Vegan Stuffed Cheesy Bell Peppers

Ingredients

  • 4 bell peppers
  • 2 cups cooked rice of choice
  • 1 cup textured soy protein or chickpeas
  • 1/2 cup light coconut milk
  • 1/2 cup chopped bell peppers (any color)
  • 4 tbsp crushed tomatoes
  • 1 medium-sized onion, chopped
  • 2 cloves garlic, minced
  • 2 tbsp Braggs aminos
  • 1 tbsp oil (e.g. sesame oil or coconut oil)
  • 1 tbsp peanut butter
  • 1/2 tbsp curry powder
  • 1/4 tsp smoked paprika
  • salt and pepper to taste
  • vegan cheese sauce (or your favorite vegan cheese) to taste
  • chopped chives to taste

Preparation

  1. Cook your favorite rice according to packaging instructions. You will need 2 cups of cooked rice for this recipe.

  2. Soak 1 cup of textured soy protein (TVP) in a bowl with 1 cup of hot water or vegetable broth and set aside for 5-10 minutes. Skip this step if using chickpeas. The TVP will fluff and absorb the liquid.

  3. With a knife, carefully remove the tops of the 4 bell peppers and discard the seeds.

  4. Heat oil in a skillet, add chopped onion, minced garlic, and textured soy protein, and fry for 4-5 minutes over medium heat.

  5. Add chopped bell peppers, crushed tomatoes, Braggs aminos, peanut butter, curry powder, smoked paprika, salt, pepper, and coconut milk to the skillet and simmer for about 5 minutes on low-medium heat. Stir occasionally.

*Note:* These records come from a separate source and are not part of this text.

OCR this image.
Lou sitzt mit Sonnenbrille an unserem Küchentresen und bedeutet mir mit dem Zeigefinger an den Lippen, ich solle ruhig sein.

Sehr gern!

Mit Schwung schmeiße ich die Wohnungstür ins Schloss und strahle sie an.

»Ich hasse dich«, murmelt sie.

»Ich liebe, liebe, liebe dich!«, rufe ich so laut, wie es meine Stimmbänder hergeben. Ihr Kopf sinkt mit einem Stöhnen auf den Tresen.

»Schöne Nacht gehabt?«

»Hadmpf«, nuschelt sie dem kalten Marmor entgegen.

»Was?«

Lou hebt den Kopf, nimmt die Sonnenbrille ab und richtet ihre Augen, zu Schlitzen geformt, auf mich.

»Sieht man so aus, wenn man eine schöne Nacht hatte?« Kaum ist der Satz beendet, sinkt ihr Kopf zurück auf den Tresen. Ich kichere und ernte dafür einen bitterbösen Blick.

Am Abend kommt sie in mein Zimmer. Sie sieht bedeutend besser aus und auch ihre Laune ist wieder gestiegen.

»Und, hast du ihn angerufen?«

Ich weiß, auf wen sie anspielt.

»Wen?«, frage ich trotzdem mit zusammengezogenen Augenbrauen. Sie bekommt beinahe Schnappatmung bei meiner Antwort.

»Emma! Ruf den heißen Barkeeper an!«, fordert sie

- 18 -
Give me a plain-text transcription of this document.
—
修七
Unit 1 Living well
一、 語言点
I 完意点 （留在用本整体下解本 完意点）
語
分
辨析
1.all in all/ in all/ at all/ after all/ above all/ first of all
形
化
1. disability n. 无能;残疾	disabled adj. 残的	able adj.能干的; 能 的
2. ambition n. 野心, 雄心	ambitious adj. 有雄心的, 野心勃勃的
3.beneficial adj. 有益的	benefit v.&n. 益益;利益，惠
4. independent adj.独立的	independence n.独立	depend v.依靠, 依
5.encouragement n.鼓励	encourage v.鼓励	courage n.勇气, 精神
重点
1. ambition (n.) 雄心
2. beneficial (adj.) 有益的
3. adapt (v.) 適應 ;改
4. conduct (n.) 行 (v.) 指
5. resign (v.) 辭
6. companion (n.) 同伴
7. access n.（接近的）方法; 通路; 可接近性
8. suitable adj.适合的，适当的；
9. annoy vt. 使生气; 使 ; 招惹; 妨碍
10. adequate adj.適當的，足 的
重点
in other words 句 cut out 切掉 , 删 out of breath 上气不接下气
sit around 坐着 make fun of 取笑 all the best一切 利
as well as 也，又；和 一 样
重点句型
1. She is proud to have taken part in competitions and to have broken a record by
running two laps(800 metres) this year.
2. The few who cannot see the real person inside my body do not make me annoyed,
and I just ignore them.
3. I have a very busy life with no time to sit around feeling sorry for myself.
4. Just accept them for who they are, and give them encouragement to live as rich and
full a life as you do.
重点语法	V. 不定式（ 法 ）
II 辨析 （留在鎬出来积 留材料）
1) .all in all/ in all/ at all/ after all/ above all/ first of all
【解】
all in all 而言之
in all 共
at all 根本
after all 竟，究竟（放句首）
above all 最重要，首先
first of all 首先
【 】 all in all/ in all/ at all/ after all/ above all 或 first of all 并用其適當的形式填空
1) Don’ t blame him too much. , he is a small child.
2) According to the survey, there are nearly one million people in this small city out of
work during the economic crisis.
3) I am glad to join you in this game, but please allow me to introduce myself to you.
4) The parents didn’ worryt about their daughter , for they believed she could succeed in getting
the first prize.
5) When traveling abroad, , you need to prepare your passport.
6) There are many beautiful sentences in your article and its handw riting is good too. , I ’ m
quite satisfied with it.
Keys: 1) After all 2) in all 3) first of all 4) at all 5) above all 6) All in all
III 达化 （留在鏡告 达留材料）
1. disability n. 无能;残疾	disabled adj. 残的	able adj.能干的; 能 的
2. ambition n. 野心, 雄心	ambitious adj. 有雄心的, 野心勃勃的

  6. Add the cooked rice and check if the mixture needs more salt, pepper, or spices.

  7. Fill the peppers with the rice and veggie mixture, add vegan cheese to taste or make an easy vegan cheese sauce, and bake in the oven at 190 degrees C (375 degrees F) for 30-45 minutes. You may have leftovers of the mixture.

  8. Enjoy your stuffed vegan peppers.